Recherche...
Le glossaire du Pr. Ryback

Y comme …

Sosies



Se dit de deux personnes se ressemblant physiquement, ne serait-ce que sous un certain angle (de caméra ou de mauvaise foi).




Massimo Vanni alias Alex McBride, ersatz de Chuck Norris dans Robowar.

Un sosie de Vin Diesel dans MSG: The Messenger.

Un autre de Tom Cruise dans Dumbbells.


Plus improbable, un sosie de Josianne Balasko vampirise l’affiche de cette production française de 2022.

Au cinéma, on trouve absolument de tout, et le phénomène est loin d'être récent. Plus que de simples copieurs, qui se contentent de singer le modèle original (qui se souvient des Ritz Brothers, sorte de sous-Marx Brothers ?), les sosies jouent souvent à créer la confusion chez le public pas très attentif. Leur plan de carrière se résume souvent à grappiller quelques miettes de gloire dans le sillage d'une célébrité.
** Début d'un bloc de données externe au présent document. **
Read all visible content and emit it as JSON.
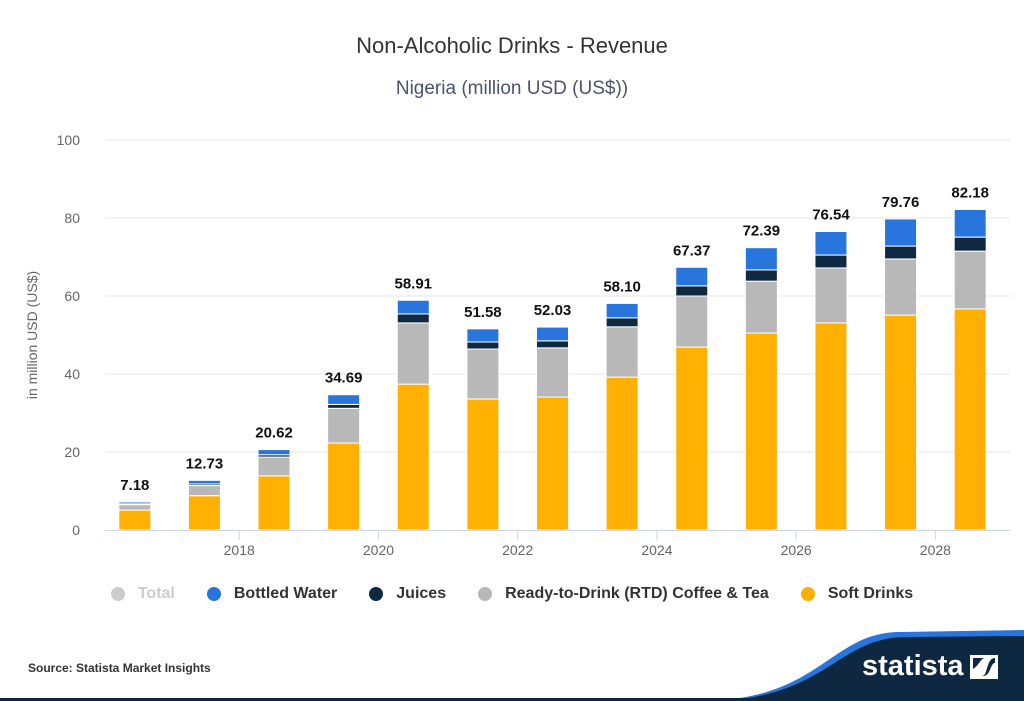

A gauche, Duke Mitchell, sosie vocal de Dean Martin. A droite Sammy Petrillo, sosie de Jerry Lewis. Un duo """comique""" qu'on vit notamment sévir dans Le Gorille de Brooklyn, avec Bela Lugosi. Les menaces de poursuites judiciaires de la part de Jerry Lewis en firent la première et dernière apparition du tandem à l'écran, les renvoyant dans les night-clubs dont ils n'auraient jamais dû sortir.
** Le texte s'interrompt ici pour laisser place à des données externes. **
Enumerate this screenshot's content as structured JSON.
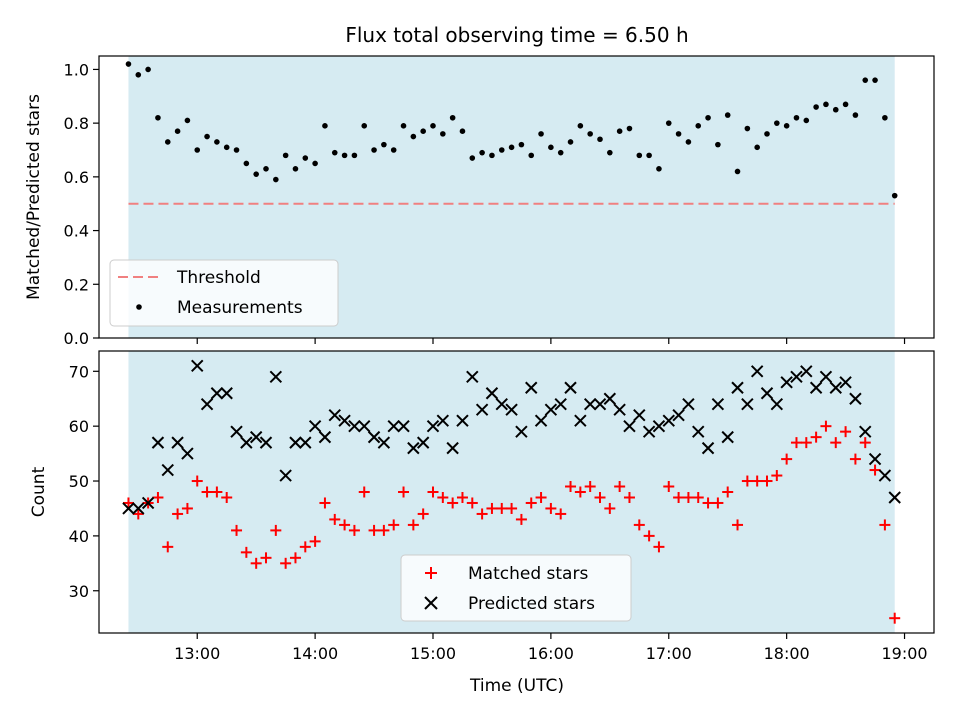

Robert Sacchi alias "L'homme au visage de Bogart" dans Meurtre dans la 17e avenue alias Maison de rendez-vous (1972).

Cet acteur italo-américain a fait toute une mini-carrière dans ce registre, avec des titres comme ce Détective comme Bogart (The Man with Bogart's Face, 1980).

Robert Sacchi, quand on le filme de 3/4, sous un angle bien précis, pas trop près de la caméra, avec une lumière tamisée, qu'on le coiffe comme il faut et qu'il n'ouvre pas la bouche, si tu lui mets un imper, et ben la vie d'ma mère j'te jure, il fait un peu penser à Humphrey Bogart.
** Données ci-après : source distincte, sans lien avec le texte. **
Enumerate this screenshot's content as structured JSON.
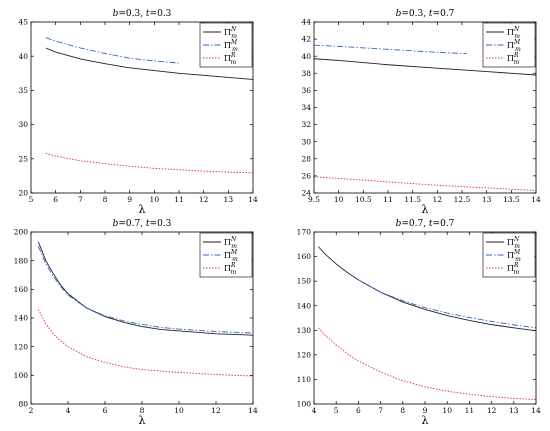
{
  "chart_data": [
    {
      "type": "line",
      "title_parts": [
        {
          "t": "b",
          "italic": true
        },
        {
          "t": "=0.3, ",
          "italic": false
        },
        {
          "t": "t",
          "italic": true
        },
        {
          "t": "=0.3",
          "italic": false
        }
      ],
      "xlabel": "λ",
      "xlim": [
        5,
        14
      ],
      "ylim": [
        20,
        45
      ],
      "xticks": [
        "5",
        "6",
        "7",
        "8",
        "9",
        "10",
        "11",
        "12",
        "13",
        "14"
      ],
      "yticks": [
        "20",
        "25",
        "30",
        "35",
        "40",
        "45"
      ],
      "series": [
        {
          "name": "Π",
          "sup": "N",
          "sub": "m",
          "color": "#222222",
          "dash": "",
          "x": [
            5.6,
            6,
            7,
            8,
            9,
            10,
            11,
            12,
            13,
            14
          ],
          "y": [
            41.2,
            40.6,
            39.6,
            38.9,
            38.3,
            37.9,
            37.5,
            37.2,
            36.9,
            36.6
          ]
        },
        {
          "name": "Π",
          "sup": "M",
          "sub": "m",
          "color": "#3366cc",
          "dash": "6,2,1.5,2",
          "x": [
            5.6,
            6,
            7,
            8,
            9,
            10,
            11
          ],
          "y": [
            42.7,
            42.2,
            41.2,
            40.4,
            39.7,
            39.3,
            39.0
          ]
        },
        {
          "name": "Π",
          "sup": "R",
          "sub": "m",
          "color": "#e03030",
          "dash": "1.5,1.5",
          "x": [
            5.6,
            6,
            7,
            8,
            9,
            10,
            11,
            12,
            13,
            14
          ],
          "y": [
            25.8,
            25.4,
            24.7,
            24.3,
            23.9,
            23.6,
            23.4,
            23.2,
            23.05,
            22.95
          ]
        }
      ]
    },
    {
      "type": "line",
      "title_parts": [
        {
          "t": "b",
          "italic": true
        },
        {
          "t": "=0.3, ",
          "italic": false
        },
        {
          "t": "t",
          "italic": true
        },
        {
          "t": "=0.7",
          "italic": false
        }
      ],
      "xlabel": "λ",
      "xlim": [
        9.5,
        14
      ],
      "ylim": [
        24,
        44
      ],
      "xticks": [
        "9.5",
        "10",
        "10.5",
        "11",
        "11.5",
        "12",
        "12.5",
        "13",
        "13.5",
        "14"
      ],
      "yticks": [
        "24",
        "26",
        "28",
        "30",
        "32",
        "34",
        "36",
        "38",
        "40",
        "42",
        "44"
      ],
      "series": [
        {
          "name": "Π",
          "sup": "N",
          "sub": "m",
          "color": "#222222",
          "dash": "",
          "x": [
            9.5,
            10,
            11,
            12,
            13,
            14
          ],
          "y": [
            39.7,
            39.5,
            39.0,
            38.6,
            38.2,
            37.8
          ]
        },
        {
          "name": "Π",
          "sup": "M",
          "sub": "m",
          "color": "#3366cc",
          "dash": "6,2,1.5,2",
          "x": [
            9.5,
            10,
            11,
            12,
            12.6
          ],
          "y": [
            41.3,
            41.15,
            40.8,
            40.45,
            40.3
          ]
        },
        {
          "name": "Π",
          "sup": "R",
          "sub": "m",
          "color": "#e03030",
          "dash": "1.5,1.5",
          "x": [
            9.5,
            10,
            11,
            12,
            13,
            14
          ],
          "y": [
            25.9,
            25.7,
            25.3,
            24.9,
            24.6,
            24.3
          ]
        }
      ]
    },
    {
      "type": "line",
      "title_parts": [
        {
          "t": "b",
          "italic": true
        },
        {
          "t": "=0.7, ",
          "italic": false
        },
        {
          "t": "t",
          "italic": true
        },
        {
          "t": "=0.3",
          "italic": false
        }
      ],
      "xlabel": "λ",
      "xlim": [
        2,
        14
      ],
      "ylim": [
        80,
        200
      ],
      "xticks": [
        "2",
        "4",
        "6",
        "8",
        "10",
        "12",
        "14"
      ],
      "yticks": [
        "80",
        "100",
        "120",
        "140",
        "160",
        "180",
        "200"
      ],
      "series": [
        {
          "name": "Π",
          "sup": "N",
          "sub": "m",
          "color": "#222222",
          "dash": "",
          "x": [
            2.4,
            2.8,
            3.2,
            3.6,
            4,
            5,
            6,
            7,
            8,
            9,
            10,
            11,
            12,
            13,
            14
          ],
          "y": [
            193,
            180,
            171,
            163,
            157,
            147,
            141,
            137,
            134,
            132,
            131,
            130,
            129,
            128.5,
            128
          ]
        },
        {
          "name": "Π",
          "sup": "M",
          "sub": "m",
          "color": "#3366cc",
          "dash": "6,2,1.5,2",
          "x": [
            2.4,
            2.8,
            3.2,
            3.6,
            4,
            5,
            6,
            7,
            8,
            9,
            10,
            11,
            12,
            13,
            14
          ],
          "y": [
            190,
            178,
            169,
            162,
            156,
            147,
            141.5,
            138,
            135.5,
            133.5,
            132.3,
            131.4,
            130.6,
            130,
            129.5
          ]
        },
        {
          "name": "Π",
          "sup": "R",
          "sub": "m",
          "color": "#e03030",
          "dash": "1.5,1.5",
          "x": [
            2.4,
            2.8,
            3.2,
            3.6,
            4,
            5,
            6,
            7,
            8,
            9,
            10,
            11,
            12,
            13,
            14
          ],
          "y": [
            146,
            136,
            129,
            124,
            120,
            113,
            109,
            106,
            104,
            103,
            102,
            101.3,
            100.6,
            100,
            99.5
          ]
        }
      ]
    },
    {
      "type": "line",
      "title_parts": [
        {
          "t": "b",
          "italic": true
        },
        {
          "t": "=0.7, ",
          "italic": false
        },
        {
          "t": "t",
          "italic": true
        },
        {
          "t": "=0.7",
          "italic": false
        }
      ],
      "xlabel": "λ",
      "xlim": [
        4,
        14
      ],
      "ylim": [
        100,
        170
      ],
      "xticks": [
        "4",
        "5",
        "6",
        "7",
        "8",
        "9",
        "10",
        "11",
        "12",
        "13",
        "14"
      ],
      "yticks": [
        "100",
        "110",
        "120",
        "130",
        "140",
        "150",
        "160",
        "170"
      ],
      "series": [
        {
          "name": "Π",
          "sup": "N",
          "sub": "m",
          "color": "#222222",
          "dash": "",
          "x": [
            4.2,
            4.5,
            5,
            5.5,
            6,
            7,
            8,
            9,
            10,
            11,
            12,
            13,
            14
          ],
          "y": [
            164,
            161,
            157,
            153.5,
            150.5,
            145.5,
            141.5,
            138.5,
            136,
            134,
            132.3,
            131,
            129.8
          ]
        },
        {
          "name": "Π",
          "sup": "M",
          "sub": "m",
          "color": "#3366cc",
          "dash": "6,2,1.5,2",
          "x": [
            6,
            7,
            8,
            9,
            10,
            11,
            12,
            13,
            14
          ],
          "y": [
            150.5,
            145.5,
            142,
            139.2,
            137,
            135.2,
            133.6,
            132.2,
            131
          ]
        },
        {
          "name": "Π",
          "sup": "R",
          "sub": "m",
          "color": "#e03030",
          "dash": "1.5,1.5",
          "x": [
            4.2,
            4.5,
            5,
            5.5,
            6,
            7,
            8,
            9,
            10,
            11,
            12,
            13,
            14
          ],
          "y": [
            131,
            128,
            124,
            120.5,
            117.5,
            113,
            109.5,
            107,
            105.2,
            104,
            103,
            102.3,
            101.8
          ]
        }
      ]
    }
  ]
}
Certains sosies ne sont employés que le temps d'un one-shot, dans des projets qui flirtent plus ou moins ouvertement avec la parodie. On peut citer par exemple les films italiens Opération Frère Cadet (1967) et John's fever, ce soir on s'éclate (1979). Pastiche de James Bond, Opération Frère Cadet met en vedette Neil Connery, frère de Sean (interprète de 007 à l'époque). Le réalisateur Alberto De Martino, dans une interview qu'il nous avait accordée en 2007, nous racontait : « Non seulement c'était le contraire d'un acteur, mais il ne ressemblait à rien. Mon père, qui était maquilleur, s'est occupé de lui, et l'a refait de pied en cap. Il perdait ses cheveux, donc on lui a mis une perruque ; il avait de vilaines dents, donc il a eu un dentier ; il avait un visage fade, on lui a mis une barbe ; il avait de petits yeux qui ne donnaient rien à l'écran, on lui a mis des adhésifs sur les tempes pour lui tirer les yeux et les faire davantage ressortir... Nous lui avions inventé un personnage de médecin hypnotiseur : il n'avait donc qu'à agiter les mains pour hypnotiser les gens, et il parlait le moins possible. A part ça, il faisait ce qu'il pouvait, mais je considère comme un tour de force d'avoir réussi à faire tenir debout le film. »

 

Voir également notre définition "fils de / frère de etc.", qui contient quelques correspondances avec celle-ci.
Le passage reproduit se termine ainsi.